Schon deswegen wären Berlin, Paris und London gut beraten, nicht sofort wieder eine scharfe Antwort auf die Wirtschaftssanktionen gegen Moskau zu suchen und stattdessen nachzudenken, wie Maßnahmen zur Deeskalation aussehen könnten. Oder anders formuliert: wie man Wladimir Putin dabei hilft, ebensolche zu setzen.

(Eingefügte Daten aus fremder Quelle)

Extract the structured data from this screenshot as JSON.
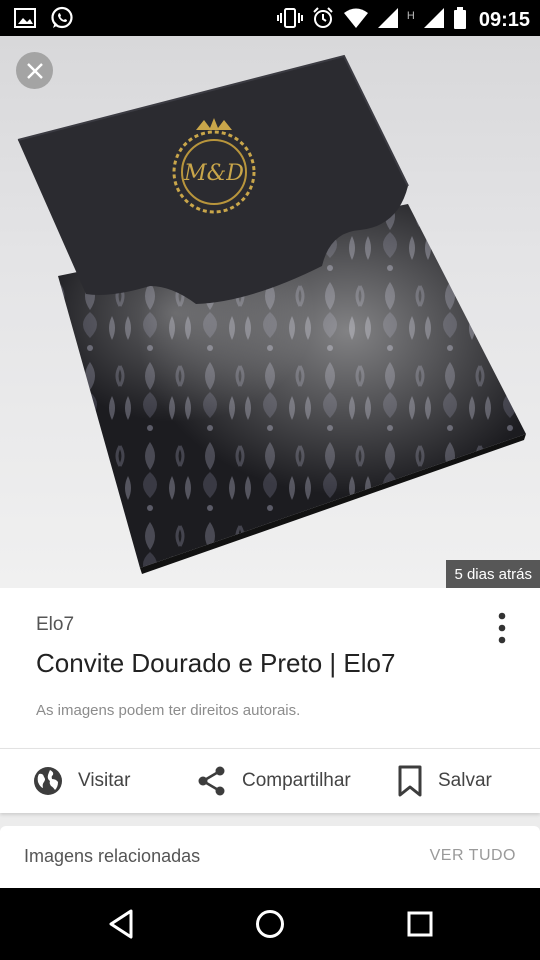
{
  "status_bar": {
    "time": "09:15",
    "network_label": "H",
    "icons": [
      "image-notification-icon",
      "whatsapp-icon",
      "vibrate-icon",
      "alarm-icon",
      "wifi-icon",
      "signal-icon",
      "signal-icon-2",
      "battery-icon"
    ]
  },
  "hero": {
    "monogram": "M&D",
    "time_ago": "5 dias atrás",
    "close_icon": "close-icon"
  },
  "pin": {
    "source": "Elo7",
    "title": "Convite Dourado e Preto | Elo7",
    "copyright_note": "As imagens podem ter direitos autorais.",
    "more_icon": "more-vertical-icon"
  },
  "actions": {
    "visit": {
      "label": "Visitar",
      "icon": "globe-icon"
    },
    "share": {
      "label": "Compartilhar",
      "icon": "share-icon"
    },
    "save": {
      "label": "Salvar",
      "icon": "bookmark-icon"
    }
  },
  "related": {
    "title": "Imagens relacionadas",
    "see_all": "VER TUDO"
  },
  "nav_bar": {
    "icons": [
      "back-icon",
      "home-icon",
      "recents-icon"
    ]
  },
  "colors": {
    "card_black": "#232326",
    "gold": "#c9a64a",
    "status_bar": "#000000",
    "background": "#ececec"
  }
}
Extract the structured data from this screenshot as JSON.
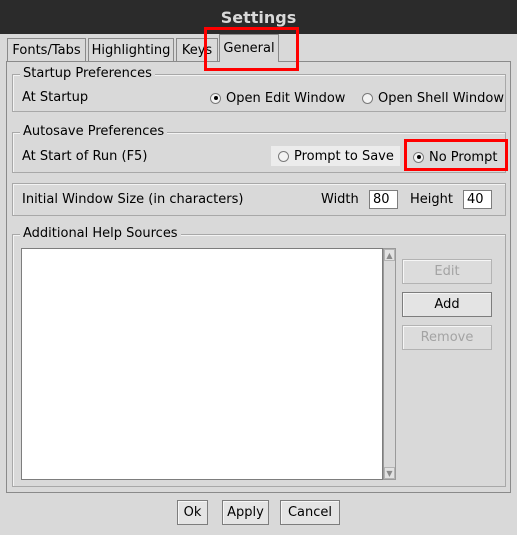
{
  "window": {
    "title": "Settings"
  },
  "tabs": [
    {
      "label": "Fonts/Tabs"
    },
    {
      "label": "Highlighting"
    },
    {
      "label": "Keys"
    },
    {
      "label": "General",
      "selected": true
    }
  ],
  "startup": {
    "title": "Startup Preferences",
    "label": "At Startup",
    "options": [
      {
        "label": "Open Edit Window",
        "selected": true
      },
      {
        "label": "Open Shell Window",
        "selected": false
      }
    ]
  },
  "autosave": {
    "title": "Autosave Preferences",
    "label": "At Start of Run (F5)",
    "options": [
      {
        "label": "Prompt to Save",
        "selected": false
      },
      {
        "label": "No Prompt",
        "selected": true
      }
    ]
  },
  "window_size": {
    "label": "Initial Window Size  (in characters)",
    "width_label": "Width",
    "width_value": "80",
    "height_label": "Height",
    "height_value": "40"
  },
  "help_sources": {
    "title": "Additional Help Sources",
    "buttons": [
      {
        "label": "Edit",
        "enabled": false
      },
      {
        "label": "Add",
        "enabled": true
      },
      {
        "label": "Remove",
        "enabled": false
      }
    ]
  },
  "footer": {
    "buttons": [
      {
        "label": "Ok"
      },
      {
        "label": "Apply"
      },
      {
        "label": "Cancel"
      }
    ]
  },
  "colors": {
    "highlight": "#ff0000",
    "titlebar": "#2b2b2b"
  }
}
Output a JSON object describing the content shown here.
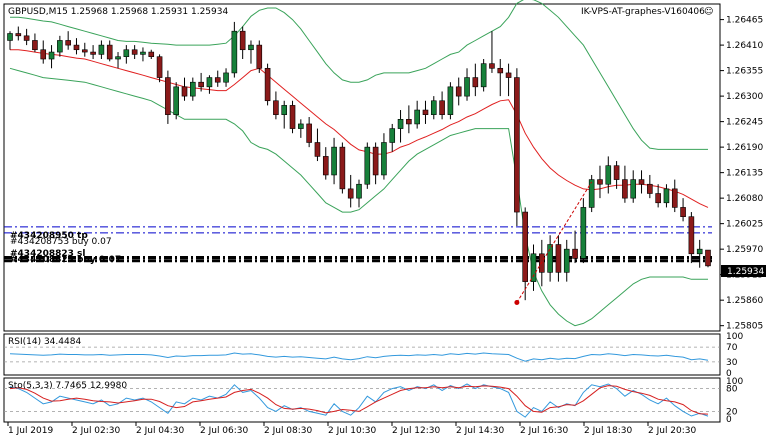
{
  "header": {
    "symbol_line": "GBPUSD,M15  1.25968 1.25968 1.25931 1.25934",
    "expert": "IK-VPS-AT-graphes-V160406",
    "smiley": "☺"
  },
  "colors": {
    "bull": "#17803a",
    "bear": "#8b1a1a",
    "ma": "#e02020",
    "bands": "#3aa35a",
    "rsi": "#3399dd",
    "stoch_main": "#3399dd",
    "stoch_signal": "#d62020",
    "order_line": "#0000cc",
    "level_line": "#000000",
    "trend_arrow": "#cc0000"
  },
  "chart_data": [
    {
      "type": "candlestick",
      "title": "GBPUSD,M15",
      "ohlc_readout": {
        "open": 1.25968,
        "high": 1.25968,
        "low": 1.25931,
        "close": 1.25934
      },
      "y_ticks": [
        "1.26465",
        "1.26410",
        "1.26355",
        "1.26300",
        "1.26245",
        "1.26190",
        "1.26135",
        "1.26080",
        "1.26025",
        "1.25970",
        "1.25915",
        "1.25860",
        "1.25805"
      ],
      "ylim": [
        1.258,
        1.2649
      ],
      "current_price": "1.25934",
      "x_ticks": [
        "1 Jul 2019",
        "2 Jul 02:30",
        "2 Jul 04:30",
        "2 Jul 06:30",
        "2 Jul 08:30",
        "2 Jul 10:30",
        "2 Jul 12:30",
        "2 Jul 14:30",
        "2 Jul 16:30",
        "2 Jul 18:30",
        "2 Jul 20:30"
      ],
      "order_lines": [
        {
          "label": "#434208950 tp",
          "price": 1.26018,
          "style": "dash-dot",
          "color": "blue"
        },
        {
          "label": "#434208753 buy 0.07",
          "price": 1.26005,
          "style": "dash-dot",
          "color": "blue"
        },
        {
          "label": "#434208823 sl",
          "price": 1.25952,
          "style": "dash-dot",
          "color": "black"
        },
        {
          "label": "#434208823 buy 0.07",
          "price": 1.25945,
          "style": "dash-dot",
          "color": "black"
        }
      ],
      "candles": [
        [
          1.2642,
          1.2644,
          1.264,
          1.26435
        ],
        [
          1.26435,
          1.2645,
          1.2642,
          1.2643
        ],
        [
          1.2643,
          1.26445,
          1.2641,
          1.2642
        ],
        [
          1.2642,
          1.26435,
          1.26395,
          1.264
        ],
        [
          1.264,
          1.2642,
          1.2637,
          1.2638
        ],
        [
          1.2638,
          1.2641,
          1.2636,
          1.26395
        ],
        [
          1.26395,
          1.2643,
          1.26385,
          1.2642
        ],
        [
          1.2642,
          1.2644,
          1.264,
          1.2641
        ],
        [
          1.2641,
          1.26425,
          1.2639,
          1.264
        ],
        [
          1.264,
          1.26415,
          1.26385,
          1.26395
        ],
        [
          1.26395,
          1.2641,
          1.2638,
          1.2639
        ],
        [
          1.2639,
          1.2642,
          1.2638,
          1.2641
        ],
        [
          1.2641,
          1.2642,
          1.26375,
          1.2638
        ],
        [
          1.2638,
          1.26395,
          1.2636,
          1.26385
        ],
        [
          1.26385,
          1.2641,
          1.2637,
          1.264
        ],
        [
          1.264,
          1.2641,
          1.2638,
          1.2639
        ],
        [
          1.2639,
          1.26405,
          1.26375,
          1.26395
        ],
        [
          1.26395,
          1.264,
          1.2638,
          1.26385
        ],
        [
          1.26385,
          1.2639,
          1.2633,
          1.2634
        ],
        [
          1.2634,
          1.26355,
          1.2624,
          1.2626
        ],
        [
          1.2626,
          1.2633,
          1.2625,
          1.2632
        ],
        [
          1.2632,
          1.2634,
          1.2629,
          1.263
        ],
        [
          1.263,
          1.2634,
          1.2629,
          1.2633
        ],
        [
          1.2633,
          1.2635,
          1.2631,
          1.2632
        ],
        [
          1.2632,
          1.26345,
          1.26305,
          1.2634
        ],
        [
          1.2634,
          1.26355,
          1.2632,
          1.2633
        ],
        [
          1.2633,
          1.2636,
          1.2632,
          1.2635
        ],
        [
          1.2635,
          1.2646,
          1.2634,
          1.2644
        ],
        [
          1.2644,
          1.2645,
          1.2638,
          1.264
        ],
        [
          1.264,
          1.2642,
          1.2637,
          1.2641
        ],
        [
          1.2641,
          1.2642,
          1.2635,
          1.2636
        ],
        [
          1.2636,
          1.2637,
          1.2628,
          1.2629
        ],
        [
          1.2629,
          1.2631,
          1.2625,
          1.2626
        ],
        [
          1.2626,
          1.2629,
          1.2623,
          1.2628
        ],
        [
          1.2628,
          1.2629,
          1.2622,
          1.2623
        ],
        [
          1.2623,
          1.2625,
          1.2621,
          1.2624
        ],
        [
          1.2624,
          1.26255,
          1.2619,
          1.262
        ],
        [
          1.262,
          1.2623,
          1.2616,
          1.2617
        ],
        [
          1.2617,
          1.2619,
          1.2612,
          1.2613
        ],
        [
          1.2613,
          1.2621,
          1.2611,
          1.2619
        ],
        [
          1.2619,
          1.262,
          1.2609,
          1.261
        ],
        [
          1.261,
          1.2613,
          1.2606,
          1.2608
        ],
        [
          1.2608,
          1.2612,
          1.2606,
          1.2611
        ],
        [
          1.2611,
          1.262,
          1.261,
          1.2619
        ],
        [
          1.2619,
          1.262,
          1.2611,
          1.2613
        ],
        [
          1.2613,
          1.2622,
          1.2612,
          1.262
        ],
        [
          1.262,
          1.2624,
          1.2618,
          1.2623
        ],
        [
          1.2623,
          1.2627,
          1.262,
          1.2625
        ],
        [
          1.2625,
          1.2628,
          1.2622,
          1.2624
        ],
        [
          1.2624,
          1.2629,
          1.2623,
          1.2627
        ],
        [
          1.2627,
          1.2629,
          1.2624,
          1.2626
        ],
        [
          1.2626,
          1.263,
          1.2625,
          1.2629
        ],
        [
          1.2629,
          1.2631,
          1.2625,
          1.2626
        ],
        [
          1.2626,
          1.2633,
          1.2625,
          1.2632
        ],
        [
          1.2632,
          1.2634,
          1.2628,
          1.263
        ],
        [
          1.263,
          1.2636,
          1.2629,
          1.2634
        ],
        [
          1.2634,
          1.2637,
          1.263,
          1.2632
        ],
        [
          1.2632,
          1.2638,
          1.2631,
          1.2637
        ],
        [
          1.2637,
          1.2644,
          1.2635,
          1.2636
        ],
        [
          1.2636,
          1.2638,
          1.263,
          1.2635
        ],
        [
          1.2635,
          1.2637,
          1.263,
          1.2634
        ],
        [
          1.2634,
          1.2636,
          1.2602,
          1.2605
        ],
        [
          1.2605,
          1.2606,
          1.2586,
          1.259
        ],
        [
          1.259,
          1.2598,
          1.2588,
          1.2596
        ],
        [
          1.2596,
          1.2599,
          1.2589,
          1.2592
        ],
        [
          1.2592,
          1.26,
          1.259,
          1.2598
        ],
        [
          1.2598,
          1.26,
          1.259,
          1.2592
        ],
        [
          1.2592,
          1.2599,
          1.259,
          1.2597
        ],
        [
          1.2597,
          1.2601,
          1.2594,
          1.2595
        ],
        [
          1.2595,
          1.2608,
          1.2594,
          1.2606
        ],
        [
          1.2606,
          1.2613,
          1.2605,
          1.2612
        ],
        [
          1.2612,
          1.2615,
          1.2608,
          1.2611
        ],
        [
          1.2611,
          1.2617,
          1.2609,
          1.2615
        ],
        [
          1.2615,
          1.2616,
          1.261,
          1.2612
        ],
        [
          1.2612,
          1.2615,
          1.2607,
          1.2608
        ],
        [
          1.2608,
          1.2614,
          1.2607,
          1.2612
        ],
        [
          1.2612,
          1.2614,
          1.2609,
          1.2611
        ],
        [
          1.2611,
          1.2613,
          1.2608,
          1.2609
        ],
        [
          1.2609,
          1.2611,
          1.2606,
          1.2607
        ],
        [
          1.2607,
          1.2611,
          1.2606,
          1.261
        ],
        [
          1.261,
          1.2612,
          1.2605,
          1.2606
        ],
        [
          1.2606,
          1.2608,
          1.2603,
          1.2604
        ],
        [
          1.2604,
          1.2605,
          1.2594,
          1.2596
        ],
        [
          1.2596,
          1.2599,
          1.2593,
          1.2597
        ],
        [
          1.25968,
          1.25968,
          1.25931,
          1.25934
        ]
      ],
      "ma_line": [
        1.264,
        1.264,
        1.26398,
        1.26395,
        1.26392,
        1.2639,
        1.26388,
        1.26385,
        1.26382,
        1.2638,
        1.26375,
        1.2637,
        1.26365,
        1.2636,
        1.26355,
        1.2635,
        1.26345,
        1.2634,
        1.26335,
        1.2633,
        1.26325,
        1.2632,
        1.26318,
        1.26316,
        1.26314,
        1.26312,
        1.26312,
        1.26325,
        1.2634,
        1.26355,
        1.2636,
        1.26345,
        1.2633,
        1.26315,
        1.263,
        1.26285,
        1.2627,
        1.26255,
        1.2624,
        1.26228,
        1.26212,
        1.26196,
        1.26184,
        1.2618,
        1.26175,
        1.26175,
        1.2618,
        1.2619,
        1.26196,
        1.26205,
        1.26212,
        1.2622,
        1.26228,
        1.26238,
        1.26245,
        1.26255,
        1.26262,
        1.26272,
        1.26282,
        1.2629,
        1.26292,
        1.2626,
        1.2622,
        1.2619,
        1.26165,
        1.26145,
        1.2613,
        1.26118,
        1.26108,
        1.261,
        1.26098,
        1.261,
        1.26105,
        1.26108,
        1.26108,
        1.2611,
        1.2611,
        1.26108,
        1.26105,
        1.261,
        1.26095,
        1.26088,
        1.26078,
        1.26068,
        1.2606
      ],
      "bb_upper": [
        1.2647,
        1.2647,
        1.26468,
        1.26465,
        1.26462,
        1.2646,
        1.26455,
        1.2645,
        1.26445,
        1.2644,
        1.26435,
        1.2643,
        1.26425,
        1.2642,
        1.26418,
        1.26418,
        1.26416,
        1.26414,
        1.26413,
        1.26412,
        1.2641,
        1.2641,
        1.2641,
        1.2641,
        1.2641,
        1.26412,
        1.26414,
        1.2643,
        1.2645,
        1.26472,
        1.26485,
        1.2649,
        1.2649,
        1.2648,
        1.26465,
        1.26445,
        1.2642,
        1.26395,
        1.2637,
        1.2635,
        1.26335,
        1.2633,
        1.2633,
        1.26335,
        1.26345,
        1.2635,
        1.2635,
        1.2635,
        1.2635,
        1.26355,
        1.2636,
        1.2637,
        1.2638,
        1.2639,
        1.26395,
        1.2641,
        1.2642,
        1.2643,
        1.2644,
        1.2645,
        1.2647,
        1.265,
        1.2651,
        1.26508,
        1.265,
        1.26485,
        1.2647,
        1.2645,
        1.2643,
        1.2641,
        1.2638,
        1.2635,
        1.2632,
        1.2629,
        1.2626,
        1.2623,
        1.26205,
        1.26188,
        1.26185,
        1.26185,
        1.26185,
        1.26185,
        1.26185,
        1.26185,
        1.26185
      ],
      "bb_lower": [
        1.2636,
        1.26355,
        1.2635,
        1.26345,
        1.2634,
        1.26338,
        1.26336,
        1.26334,
        1.26332,
        1.2633,
        1.26325,
        1.2632,
        1.26315,
        1.2631,
        1.26305,
        1.263,
        1.26295,
        1.2629,
        1.2628,
        1.2627,
        1.2626,
        1.2625,
        1.2625,
        1.2625,
        1.2625,
        1.2625,
        1.2625,
        1.2624,
        1.26225,
        1.262,
        1.2619,
        1.26185,
        1.26175,
        1.2616,
        1.26145,
        1.2613,
        1.2611,
        1.2609,
        1.2607,
        1.2606,
        1.2605,
        1.2605,
        1.26055,
        1.2607,
        1.26085,
        1.261,
        1.2612,
        1.2614,
        1.2616,
        1.26175,
        1.26185,
        1.26195,
        1.26205,
        1.26215,
        1.2622,
        1.26225,
        1.2623,
        1.2623,
        1.2623,
        1.2623,
        1.2623,
        1.2612,
        1.26,
        1.2592,
        1.2588,
        1.2585,
        1.2583,
        1.25815,
        1.25805,
        1.2581,
        1.2582,
        1.25835,
        1.2585,
        1.25865,
        1.2588,
        1.25895,
        1.25905,
        1.2591,
        1.2591,
        1.2591,
        1.2591,
        1.2591,
        1.25905,
        1.25905,
        1.25905
      ],
      "trend_arrow": {
        "from_bar": 61,
        "from_price": 1.25855,
        "to_bar": 70,
        "to_price": 1.26115
      }
    },
    {
      "type": "line",
      "title": "RSI(14) 34.4484",
      "ylim": [
        0,
        100
      ],
      "y_ticks": [
        "100",
        "70",
        "30",
        "0"
      ],
      "levels": [
        70,
        30
      ],
      "values": [
        52,
        51,
        50,
        49,
        48,
        49,
        51,
        50,
        50,
        49,
        49,
        50,
        48,
        49,
        50,
        50,
        50,
        49,
        46,
        42,
        46,
        45,
        47,
        47,
        48,
        48,
        49,
        54,
        51,
        52,
        49,
        45,
        43,
        45,
        43,
        44,
        42,
        40,
        38,
        43,
        38,
        36,
        39,
        44,
        41,
        45,
        47,
        48,
        47,
        49,
        48,
        50,
        48,
        52,
        50,
        53,
        51,
        54,
        52,
        51,
        50,
        40,
        32,
        38,
        36,
        40,
        37,
        40,
        39,
        45,
        50,
        49,
        52,
        50,
        47,
        50,
        49,
        47,
        46,
        48,
        45,
        43,
        36,
        38,
        34.4484
      ]
    },
    {
      "type": "line",
      "title": "Sto(5,3,3) 7.7465 12.9980",
      "ylim": [
        0,
        100
      ],
      "y_ticks": [
        "100",
        "80",
        "20",
        "0"
      ],
      "levels": [
        80,
        20
      ],
      "series": [
        {
          "name": "main",
          "values": [
            85,
            80,
            70,
            55,
            40,
            45,
            60,
            55,
            50,
            45,
            40,
            50,
            35,
            40,
            55,
            50,
            55,
            45,
            30,
            15,
            45,
            40,
            55,
            50,
            60,
            55,
            65,
            90,
            70,
            75,
            55,
            30,
            20,
            35,
            25,
            30,
            20,
            15,
            10,
            40,
            20,
            10,
            30,
            60,
            45,
            70,
            80,
            85,
            75,
            85,
            80,
            90,
            75,
            88,
            80,
            92,
            80,
            90,
            85,
            80,
            70,
            20,
            5,
            30,
            20,
            45,
            30,
            40,
            35,
            70,
            90,
            85,
            92,
            80,
            60,
            75,
            65,
            50,
            40,
            55,
            35,
            20,
            8,
            15,
            7.7465
          ]
        },
        {
          "name": "signal",
          "values": [
            80,
            82,
            78,
            68,
            55,
            47,
            48,
            52,
            55,
            52,
            48,
            46,
            45,
            42,
            45,
            48,
            52,
            52,
            46,
            35,
            30,
            33,
            45,
            48,
            52,
            55,
            58,
            70,
            75,
            78,
            68,
            55,
            38,
            28,
            26,
            28,
            26,
            22,
            16,
            20,
            25,
            23,
            20,
            32,
            45,
            55,
            65,
            75,
            80,
            82,
            82,
            85,
            82,
            85,
            82,
            86,
            85,
            87,
            86,
            84,
            80,
            60,
            35,
            20,
            18,
            30,
            32,
            38,
            36,
            48,
            65,
            82,
            88,
            86,
            78,
            72,
            68,
            62,
            52,
            48,
            45,
            38,
            22,
            14,
            12.998
          ]
        }
      ]
    }
  ]
}
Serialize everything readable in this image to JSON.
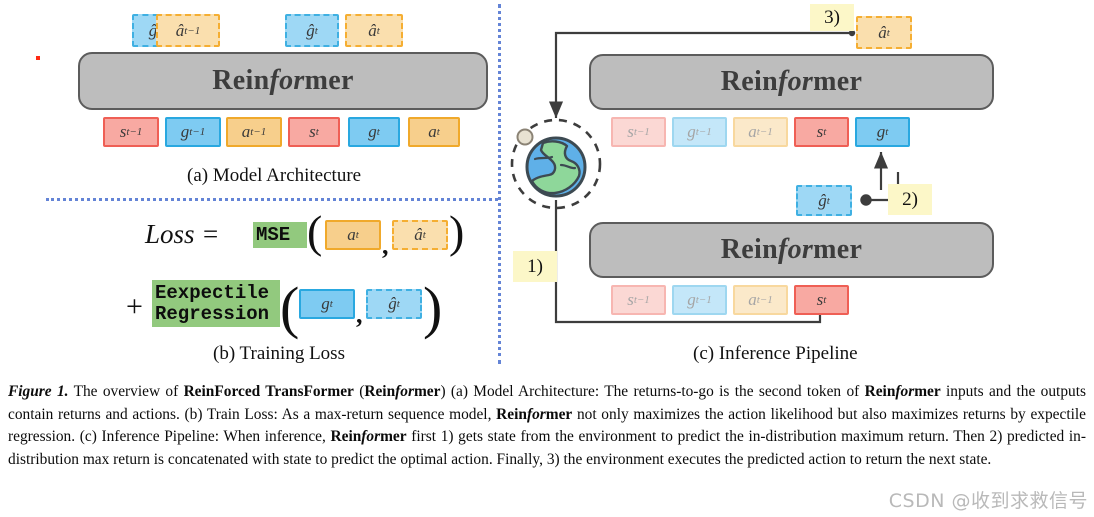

Solche Signale wären in den nächsten Wochen keine schlechte Idee, denn der Herbst könnte sonst die völlige Zuspitzung des brandgefährlichen Konflikts bedeuten. Je kälter es in Richtung Neujahr wird, desto klarer wird den Europäern bewusst werden, wie groß die Abhängigkeit vom russischen Gas ist. Zudem werden tausende russische Rekruten, die im Frühling ihren Militärdienst antraten, im Herbst ihre Grundausbildung abgeschlossen haben. Beobachter warnen davor, dass die jungen Männer möglicherweise auf eine Intervention in der Ostukraine vorbereitet werden.


Wie „Der Spiegel“ zum Beschluss der Wirtschaftssanktionen geschrieben hat, war der Abschuss der Passagiermaschine MH17 über der Ostukraine der – zynisch formulierte – „game changer“, jener Moment, der den Lauf einer Krise in Vorher und Nachher teilt, weil Öffentlichkeit und Politik gemeinsam den Atem anhalten und sich neu besinnen. Plötzlich war allen Beteiligten klar, dass es echte Wirtschaftssanktionen wird geben müssen. Das ist passiert, das war notwendig und gerechtfertigt.

Doch was nun? Hoffen, dass Putin plötzlich Tonnen an Kreide einnimmt und auf alle Forderungen der EU eingeht? Das wird nicht passieren. Eine Lösung dieses äußerst beunruhigenden Konflikts wird nur möglich sein, wenn es ernsthafte Signale gibt, wieder in Verhandlungen einzutreten. Dafür müssten Europa und der Westen wohl Kiew sowie die Rebellen dazu bringen, eine Waffenruhe zu beginnen. Derzeit scheinen beide Seiten dazu nicht gewillt. Das können sich eigentlich weder Putin noch die Europäer von ihren jeweiligen Freunden gefallen lassen.